While there are other more exotic loan products available, a potential borrower's main decision will come down to choosing between an adjustable or fixed interest rate on their loan.  So what is the difference?  And what are the advantages/disadvantages of each?  Below we will answer those questions for you, and hopefully with this information your decision will become a little easier.

Adjustable Rate Mortgage

An adjustable rate mortgage, or ARM, is a loan with a variable interest rate.  The monthly interest rate will be determined by using a base index (one year US Treasury Bills, for example) and adding to it a predetermined margin.  Thus, as the underlying index fluctuates, so will the interest rate on your loan.

ARM - Advantages and Disadvantages

The advantages of an ARM are that they generally offer a discounted introductory rate for a number of years.  This means that  a borrower can afford a larger mortgage as the early years of the loan will require smaller payments.  Also, if interest rates drop, the mortgage rate drops right along with them.  This way, the borrower immediately realizes the financial benefit, without having to refinance the loan.

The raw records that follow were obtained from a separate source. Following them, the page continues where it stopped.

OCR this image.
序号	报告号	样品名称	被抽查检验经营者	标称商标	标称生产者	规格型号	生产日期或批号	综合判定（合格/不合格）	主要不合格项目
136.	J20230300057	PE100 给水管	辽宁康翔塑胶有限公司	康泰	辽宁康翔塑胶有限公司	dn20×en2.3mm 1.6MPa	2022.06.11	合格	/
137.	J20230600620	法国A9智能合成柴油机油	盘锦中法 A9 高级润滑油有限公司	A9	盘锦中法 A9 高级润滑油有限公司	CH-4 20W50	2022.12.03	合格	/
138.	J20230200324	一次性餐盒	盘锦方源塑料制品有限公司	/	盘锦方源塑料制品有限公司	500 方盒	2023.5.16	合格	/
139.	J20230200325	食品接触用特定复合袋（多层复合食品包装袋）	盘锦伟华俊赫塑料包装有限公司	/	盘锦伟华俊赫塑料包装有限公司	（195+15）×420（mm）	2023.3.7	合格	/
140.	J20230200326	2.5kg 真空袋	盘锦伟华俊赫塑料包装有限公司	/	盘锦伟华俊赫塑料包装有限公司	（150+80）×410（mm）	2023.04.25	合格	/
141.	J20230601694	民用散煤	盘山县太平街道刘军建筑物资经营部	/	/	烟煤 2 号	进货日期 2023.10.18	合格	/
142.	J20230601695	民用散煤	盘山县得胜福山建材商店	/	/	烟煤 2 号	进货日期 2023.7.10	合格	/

The disadvantages of an ARM are that they are unpredictable and if interest rates rise, so do your loan payments.  Sometimes, the increase can be dramatic.  Also, some ARMs have such low introductory rates that negative amortization can occur, which means the loan balance can rise above the original amount borrowed.

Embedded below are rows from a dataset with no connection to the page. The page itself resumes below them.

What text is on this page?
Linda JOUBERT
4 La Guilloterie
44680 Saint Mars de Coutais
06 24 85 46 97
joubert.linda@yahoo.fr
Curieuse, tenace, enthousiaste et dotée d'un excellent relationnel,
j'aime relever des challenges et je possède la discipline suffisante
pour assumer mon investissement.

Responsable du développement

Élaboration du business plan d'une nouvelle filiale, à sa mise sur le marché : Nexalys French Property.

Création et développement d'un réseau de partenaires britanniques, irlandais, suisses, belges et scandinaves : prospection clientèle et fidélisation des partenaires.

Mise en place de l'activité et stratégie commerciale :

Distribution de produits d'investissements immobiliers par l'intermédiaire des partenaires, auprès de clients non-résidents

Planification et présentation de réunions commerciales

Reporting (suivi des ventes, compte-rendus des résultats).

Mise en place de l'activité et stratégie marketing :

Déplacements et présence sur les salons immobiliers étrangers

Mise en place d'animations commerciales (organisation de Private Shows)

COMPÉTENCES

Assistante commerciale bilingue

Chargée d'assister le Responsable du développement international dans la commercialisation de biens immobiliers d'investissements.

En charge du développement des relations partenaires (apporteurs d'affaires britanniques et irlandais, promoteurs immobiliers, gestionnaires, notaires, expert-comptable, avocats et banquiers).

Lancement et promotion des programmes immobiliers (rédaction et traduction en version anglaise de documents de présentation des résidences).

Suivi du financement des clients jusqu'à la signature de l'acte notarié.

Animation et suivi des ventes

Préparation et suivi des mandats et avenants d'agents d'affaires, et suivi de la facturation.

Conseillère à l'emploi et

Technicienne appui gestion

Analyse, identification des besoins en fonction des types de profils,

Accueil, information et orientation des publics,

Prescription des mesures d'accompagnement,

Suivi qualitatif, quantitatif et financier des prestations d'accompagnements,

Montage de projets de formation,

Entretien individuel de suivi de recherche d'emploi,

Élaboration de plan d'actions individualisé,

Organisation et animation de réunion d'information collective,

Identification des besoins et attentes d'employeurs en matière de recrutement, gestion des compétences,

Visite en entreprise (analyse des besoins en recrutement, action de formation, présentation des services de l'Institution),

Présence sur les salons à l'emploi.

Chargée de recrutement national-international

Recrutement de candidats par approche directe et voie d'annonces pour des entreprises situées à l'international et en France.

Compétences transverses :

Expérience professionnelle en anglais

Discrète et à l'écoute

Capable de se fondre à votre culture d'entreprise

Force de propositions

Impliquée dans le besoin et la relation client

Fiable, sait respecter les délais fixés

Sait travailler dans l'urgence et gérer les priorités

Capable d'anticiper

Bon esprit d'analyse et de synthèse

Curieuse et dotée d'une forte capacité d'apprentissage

Fixed Rate Mortgage - Advantages and Disadvantages

The fixed rate mortgage finds its main advantage in the form of peace of mind.  The interest rate and payments will not change over the life of the loan, so budgeting and monitoring your finances is made easier.  They are also quite easy to understand, and for this reason are better for a first time home buyer or less sophisticated buyer. The disadvantages of a fixed rate mortgage are mainly tied to the inability to change the interest rate without a refinance.  If rates see a significant drop, a fixed rate mortgagee will have to refinance their loan in order to take advantage.  This means going through the entire loan approval process once again, and paying significant closing costs.  The lack of any discount early on also makes fixed rate mortgages unaffordable for some.

Title Insurance in Fort Myers, Florida

Taking out a mortgage signifies a large investment on the part of the homebuyer.  The average mortgagee is committing to the repayment of a six figure debt over the course of 30 years.  In order to properly protect such an important investment, title insurance in Fort Myers is key.  At Schutt Law Firm, our experienced professionals can guide you through the ins and outs of a title insurance policy, and make you feel at ease with the entire closing process.  Don't trust such an important transaction to just anyone--give us a call today at (239) 540-7007.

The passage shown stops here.